The Urgency of the Black Swan: Dodd-Frank

May 2nd, 2011

In previous posts, I have characterized Dodd-Frank as an archetypal black swan piece of legislation. Black swan legislation is usually rushed through to passage, citing an urgent need to solve a problem; yet, it takes an inordinate amount of time to actually implement. Ashby Jones has an interesting piece at WSJ discussing some of the delays for Dodd-Frank:

The WSJ’s Jean Eaglesham reports on Monday on just how much work the passage of the law has created, namely in the form of crafting the regulations that support the law.

According to Eaglesham, the process has produced more than three million words in the Federal Register—or more than 3,500 11-inch-high pages that would stretch end-to-end more than a third of the way from the Capitol to the White House.

Furthermore, she reports, a lot of the work hasn’t even begun.

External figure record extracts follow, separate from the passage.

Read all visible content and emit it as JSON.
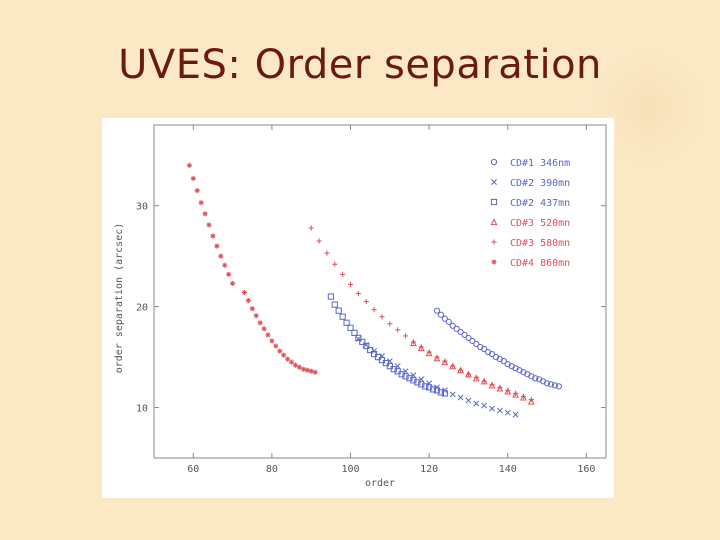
{
  "slide": {
    "title": "UVES: Order separation"
  },
  "colors": {
    "title": "#6b1a10",
    "blue": "#5b66c8",
    "red": "#e0505a"
  },
  "chart_data": {
    "type": "scatter",
    "xlabel": "order",
    "ylabel": "order separation (arcsec)",
    "xlim": [
      50,
      165
    ],
    "ylim": [
      5,
      38
    ],
    "x_ticks": [
      "60",
      "80",
      "100",
      "120",
      "140",
      "160"
    ],
    "y_ticks": [
      "10",
      "20",
      "30"
    ],
    "grid": false,
    "legend_position": "top-right",
    "series": [
      {
        "name": "CD#1 346nm",
        "marker": "circle",
        "color": "#5b66c8",
        "x": [
          122,
          123,
          124,
          125,
          126,
          127,
          128,
          129,
          130,
          131,
          132,
          133,
          134,
          135,
          136,
          137,
          138,
          139,
          140,
          141,
          142,
          143,
          144,
          145,
          146,
          147,
          148,
          149,
          150,
          151,
          152,
          153
        ],
        "y": [
          19.6,
          19.2,
          18.8,
          18.5,
          18.1,
          17.8,
          17.5,
          17.2,
          16.9,
          16.6,
          16.3,
          16.0,
          15.8,
          15.5,
          15.3,
          15.0,
          14.8,
          14.6,
          14.3,
          14.1,
          13.9,
          13.7,
          13.5,
          13.3,
          13.1,
          12.9,
          12.8,
          12.6,
          12.4,
          12.3,
          12.2,
          12.1
        ]
      },
      {
        "name": "CD#2 390mn",
        "marker": "x",
        "color": "#5b66c8",
        "x": [
          102,
          104,
          106,
          108,
          110,
          112,
          114,
          116,
          118,
          120,
          122,
          124,
          126,
          128,
          130,
          132,
          134,
          136,
          138,
          140,
          142
        ],
        "y": [
          16.8,
          16.2,
          15.6,
          15.1,
          14.6,
          14.1,
          13.6,
          13.2,
          12.8,
          12.4,
          12.0,
          11.7,
          11.3,
          11.0,
          10.7,
          10.4,
          10.2,
          9.9,
          9.7,
          9.5,
          9.3
        ]
      },
      {
        "name": "CD#2 437mn",
        "marker": "square",
        "color": "#5b66c8",
        "x": [
          95,
          96,
          97,
          98,
          99,
          100,
          101,
          102,
          103,
          104,
          105,
          106,
          107,
          108,
          109,
          110,
          111,
          112,
          113,
          114,
          115,
          116,
          117,
          118,
          119,
          120,
          121,
          122,
          123,
          124
        ],
        "y": [
          21.0,
          20.2,
          19.6,
          19.0,
          18.4,
          17.9,
          17.4,
          16.9,
          16.5,
          16.1,
          15.7,
          15.3,
          15.0,
          14.7,
          14.4,
          14.1,
          13.8,
          13.6,
          13.3,
          13.1,
          12.9,
          12.7,
          12.5,
          12.3,
          12.1,
          12.0,
          11.8,
          11.7,
          11.5,
          11.4
        ]
      },
      {
        "name": "CD#3 520mn",
        "marker": "triangle",
        "color": "#e0505a",
        "x": [
          116,
          118,
          120,
          122,
          124,
          126,
          128,
          130,
          132,
          134,
          136,
          138,
          140,
          142,
          144,
          146
        ],
        "y": [
          16.4,
          15.9,
          15.4,
          14.9,
          14.5,
          14.1,
          13.7,
          13.3,
          12.9,
          12.6,
          12.2,
          11.9,
          11.6,
          11.3,
          11.0,
          10.6
        ]
      },
      {
        "name": "CD#3 580mn",
        "marker": "plus",
        "color": "#e0505a",
        "x": [
          90,
          92,
          94,
          96,
          98,
          100,
          102,
          104,
          106,
          108,
          110,
          112,
          114,
          116,
          118,
          120,
          122,
          124,
          126,
          128,
          130,
          132,
          134,
          136,
          138,
          140,
          142,
          144,
          146
        ],
        "y": [
          27.8,
          26.5,
          25.3,
          24.2,
          23.2,
          22.2,
          21.3,
          20.5,
          19.7,
          19.0,
          18.3,
          17.7,
          17.1,
          16.5,
          16.0,
          15.5,
          15.0,
          14.6,
          14.1,
          13.7,
          13.3,
          13.0,
          12.6,
          12.3,
          12.0,
          11.7,
          11.4,
          11.1,
          10.8
        ]
      },
      {
        "name": "CD#4 860mn",
        "marker": "asterisk",
        "color": "#e0505a",
        "x": [
          59,
          60,
          61,
          62,
          63,
          64,
          65,
          66,
          67,
          68,
          69,
          70,
          73,
          74,
          75,
          76,
          77,
          78,
          79,
          80,
          81,
          82,
          83,
          84,
          85,
          86,
          87,
          88,
          89,
          90,
          91
        ],
        "y": [
          34.0,
          32.7,
          31.5,
          30.3,
          29.2,
          28.1,
          27.0,
          26.0,
          25.0,
          24.1,
          23.2,
          22.3,
          21.4,
          20.6,
          19.8,
          19.1,
          18.4,
          17.8,
          17.2,
          16.6,
          16.1,
          15.6,
          15.2,
          14.8,
          14.5,
          14.2,
          14.0,
          13.8,
          13.7,
          13.6,
          13.5
        ]
      }
    ]
  }
}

About 62% of the 387 sets of rules required by the law haven’t even been proposed. In April, not a single U.S. agency met any of the 26 Dodd-Frank-related deadlines set for April under the law. Just 21 rules are finished.

I love this line.

“The reality is, we’re not going to complete all the work in the timetable Congress set,” Scott O’Malia, a commissioner at the CFTC, said in an interview. But the need to “get the rules right” is more important than rigidly meeting Congress’s “unrealistic” deadlines, he said.

What concern should agencies have for pesky Congress? I mean, who’s in charge, really?

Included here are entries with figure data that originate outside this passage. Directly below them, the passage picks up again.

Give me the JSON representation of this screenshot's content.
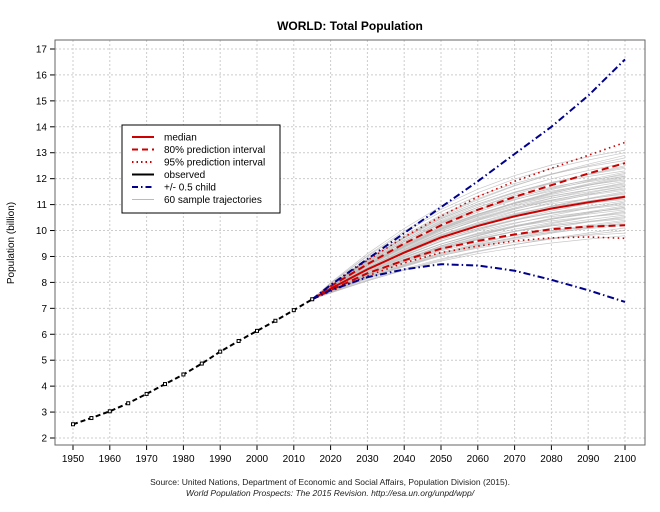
{
  "chart_data": {
    "type": "line",
    "title": "WORLD: Total Population",
    "xlabel": "",
    "ylabel": "Population (billion)",
    "xlim": [
      1950,
      2100
    ],
    "ylim": [
      2,
      17
    ],
    "xticks": [
      1950,
      1960,
      1970,
      1980,
      1990,
      2000,
      2010,
      2020,
      2030,
      2040,
      2050,
      2060,
      2070,
      2080,
      2090,
      2100
    ],
    "yticks": [
      2,
      3,
      4,
      5,
      6,
      7,
      8,
      9,
      10,
      11,
      12,
      13,
      14,
      15,
      16,
      17
    ],
    "grid": true,
    "legend_position": "top-left",
    "legend": [
      {
        "label": "median",
        "color": "#cc0000",
        "style": "solid"
      },
      {
        "label": "80% prediction interval",
        "color": "#cc0000",
        "style": "dashed"
      },
      {
        "label": "95% prediction interval",
        "color": "#cc0000",
        "style": "dotted"
      },
      {
        "label": "observed",
        "color": "#000000",
        "style": "solid"
      },
      {
        "label": "+/- 0.5 child",
        "color": "#00008b",
        "style": "dashdot"
      },
      {
        "label": "60 sample trajectories",
        "color": "#bbbbbb",
        "style": "solid"
      }
    ],
    "observed": {
      "x": [
        1950,
        1955,
        1960,
        1965,
        1970,
        1975,
        1980,
        1985,
        1990,
        1995,
        2000,
        2005,
        2010,
        2015
      ],
      "y": [
        2.53,
        2.77,
        3.03,
        3.34,
        3.7,
        4.08,
        4.45,
        4.87,
        5.33,
        5.74,
        6.13,
        6.52,
        6.93,
        7.35
      ]
    },
    "projection_x": [
      2015,
      2020,
      2030,
      2040,
      2050,
      2060,
      2070,
      2080,
      2090,
      2100
    ],
    "median": [
      7.35,
      7.76,
      8.5,
      9.15,
      9.73,
      10.18,
      10.55,
      10.85,
      11.09,
      11.3
    ],
    "pi80_upper": [
      7.35,
      7.85,
      8.7,
      9.5,
      10.2,
      10.8,
      11.3,
      11.75,
      12.2,
      12.6
    ],
    "pi80_lower": [
      7.35,
      7.7,
      8.35,
      8.85,
      9.3,
      9.6,
      9.85,
      10.05,
      10.15,
      10.2
    ],
    "pi95_upper": [
      7.35,
      7.9,
      8.85,
      9.75,
      10.55,
      11.3,
      11.9,
      12.4,
      12.9,
      13.4
    ],
    "pi95_lower": [
      7.35,
      7.65,
      8.25,
      8.75,
      9.15,
      9.4,
      9.6,
      9.72,
      9.75,
      9.7
    ],
    "high_variant": [
      7.35,
      7.9,
      8.9,
      9.9,
      10.9,
      11.9,
      12.95,
      14.0,
      15.2,
      16.6
    ],
    "low_variant": [
      7.35,
      7.7,
      8.2,
      8.5,
      8.7,
      8.65,
      8.45,
      8.1,
      7.7,
      7.25
    ],
    "trajectories_2100": [
      9.8,
      9.9,
      10.0,
      10.1,
      10.2,
      10.25,
      10.3,
      10.4,
      10.45,
      10.5,
      10.55,
      10.6,
      10.65,
      10.7,
      10.75,
      10.8,
      10.85,
      10.9,
      10.95,
      11.0,
      11.05,
      11.1,
      11.15,
      11.2,
      11.25,
      11.3,
      11.35,
      11.4,
      11.45,
      11.5,
      11.55,
      11.6,
      11.65,
      11.7,
      11.75,
      11.8,
      11.85,
      11.9,
      11.95,
      12.0,
      12.05,
      12.1,
      12.15,
      12.2,
      12.25,
      12.3,
      12.4,
      12.5,
      12.6,
      12.7,
      12.8,
      12.9,
      13.0,
      13.1,
      10.35,
      10.9,
      11.3,
      11.7,
      12.1,
      12.45
    ]
  },
  "source": {
    "line1": "Source: United Nations, Department of Economic and Social Affairs, Population Division (2015).",
    "line2": "World Population Prospects: The 2015 Revision. http://esa.un.org/unpd/wpp/"
  }
}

So it’s important to get it right *after* the law is enacted, rather than *before* when time is of the essence. Does this entire enterprise not seem backwards?

The piece even compares Dodd-Frank with another black swan legislation, Sarbanes-Oxley.

The Dodd-Frank law has 849 pages, compared with 66 pages in the Sarbanes-Oxley Act, a 2002 law that overhauled accounting rules following the Enron scandal. The landmark Glass-Steagall Act, which created the Federal Deposit Insurance Corp. and barriers between commercial and investment banking during the Depression, was a slim 34 pages.

“Dodd-Frank is Sarbanes-Oxley on steroids. It’s an exponentially greater volume of regulation,” says Margaret Tahyar, a Davis Polk partner. The “sheer number of rules still in the pipeline makes it almost inevitable agencies will miss an increasing number of deadlines over the next year.”